Indeed, indeed, preach on! This is the best approach to playtesting in general. And it's rather counter-intuitive and took me forever to learn. Because watching footage of someone playing your game when you are not there hovering over their shoulder available to tell them what to click on and where to go can be harrowingly painful when your ego is anywhere near as fragile as mine.
But once I finally learned just how important this was, I never forgot it. Basically the tldr here is yes, this is true of tutorials, but I think it's also kind of true of EVERYTHING you might want to know about how players will interact with your game.
It's the one thing I really wish I'd fully realized much sooner in my "career" as a game dev and it's the single most important piece of advice I'd impart to pretty much anyone going into game development so...yeah.
author=Darken
I would even just throw someone at your game without any tutorials implemented to control for stuff that might not be necessary.

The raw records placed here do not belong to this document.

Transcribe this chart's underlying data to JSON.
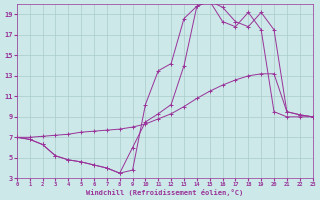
{
  "bg_color": "#cce8e8",
  "grid_color": "#aacccc",
  "line_color": "#993399",
  "xlim": [
    0,
    23
  ],
  "ylim": [
    3,
    20
  ],
  "xticks": [
    0,
    1,
    2,
    3,
    4,
    5,
    6,
    7,
    8,
    9,
    10,
    11,
    12,
    13,
    14,
    15,
    16,
    17,
    18,
    19,
    20,
    21,
    22,
    23
  ],
  "yticks": [
    3,
    5,
    7,
    9,
    11,
    13,
    15,
    17,
    19
  ],
  "xlabel": "Windchill (Refroidissement éolien,°C)",
  "curve1_x": [
    0,
    1,
    2,
    3,
    4,
    5,
    6,
    7,
    8,
    9,
    10,
    11,
    12,
    13,
    14,
    15,
    16,
    17,
    18,
    19,
    20,
    21,
    22,
    23
  ],
  "curve1_y": [
    7.0,
    6.8,
    6.3,
    5.2,
    4.8,
    4.6,
    4.3,
    4.0,
    3.5,
    3.8,
    10.2,
    13.5,
    14.2,
    18.6,
    19.8,
    20.3,
    19.7,
    18.3,
    17.8,
    19.2,
    17.5,
    9.5,
    9.2,
    9.0
  ],
  "curve2_x": [
    0,
    1,
    2,
    3,
    4,
    5,
    6,
    7,
    8,
    9,
    10,
    11,
    12,
    13,
    14,
    15,
    16,
    17,
    18,
    19,
    20,
    21,
    22,
    23
  ],
  "curve2_y": [
    7.0,
    7.0,
    7.1,
    7.2,
    7.3,
    7.5,
    7.6,
    7.7,
    7.8,
    8.0,
    8.3,
    8.8,
    9.3,
    10.0,
    10.8,
    11.5,
    12.1,
    12.6,
    13.0,
    13.2,
    13.2,
    9.5,
    9.2,
    9.0
  ],
  "curve3_x": [
    0,
    1,
    2,
    3,
    4,
    5,
    6,
    7,
    8,
    9,
    10,
    11,
    12,
    13,
    14,
    15,
    16,
    17,
    18,
    19,
    20,
    21,
    22,
    23
  ],
  "curve3_y": [
    7.0,
    6.8,
    6.3,
    5.2,
    4.8,
    4.6,
    4.3,
    4.0,
    3.5,
    6.0,
    8.5,
    9.3,
    10.2,
    14.0,
    19.8,
    20.3,
    18.3,
    17.8,
    19.2,
    17.5,
    9.5,
    9.0,
    9.0,
    9.0
  ]
}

I wouldn't. Not with this game, anyway. BECAUSE:
author=Darken
More importantly you have to draw the line somewhere on who your game is for and that's crucial to figure out beyond just teaching the player how to play. Because "Why does your player want to play the game? What are they getting out of it?" is ultimately connected to it.
To a certain degree, that line's been drawn for me, hasn't it? I mean, simply by the fact that this game is being developed in RPG Maker MV for distribution through this website, RPG Maker Web, and eventually itch.io it is pretty clearly for people that have at least some experience with JRPGs. So I'm not going to waste anyone's time by like, explaining basic plankton standard JRPG stuff as I never would or do in any of my games.
////Completely unrelated blather:
The ad on the site I'm looking at now because I'm too poor to donate is selling various CCG cards and one of them is a Yugioh card that they're selling for $899.69 and I want to meet the person that would spend NINE HUNDRED FUCKING DOLLARS on a Yugioh card so I can gently euthanize them for their own good. (Obviously, that's nothing like the thousands of dollars I've personally spent on Magic cards over the years, which was a PERFECTLY reasonable adult decision.)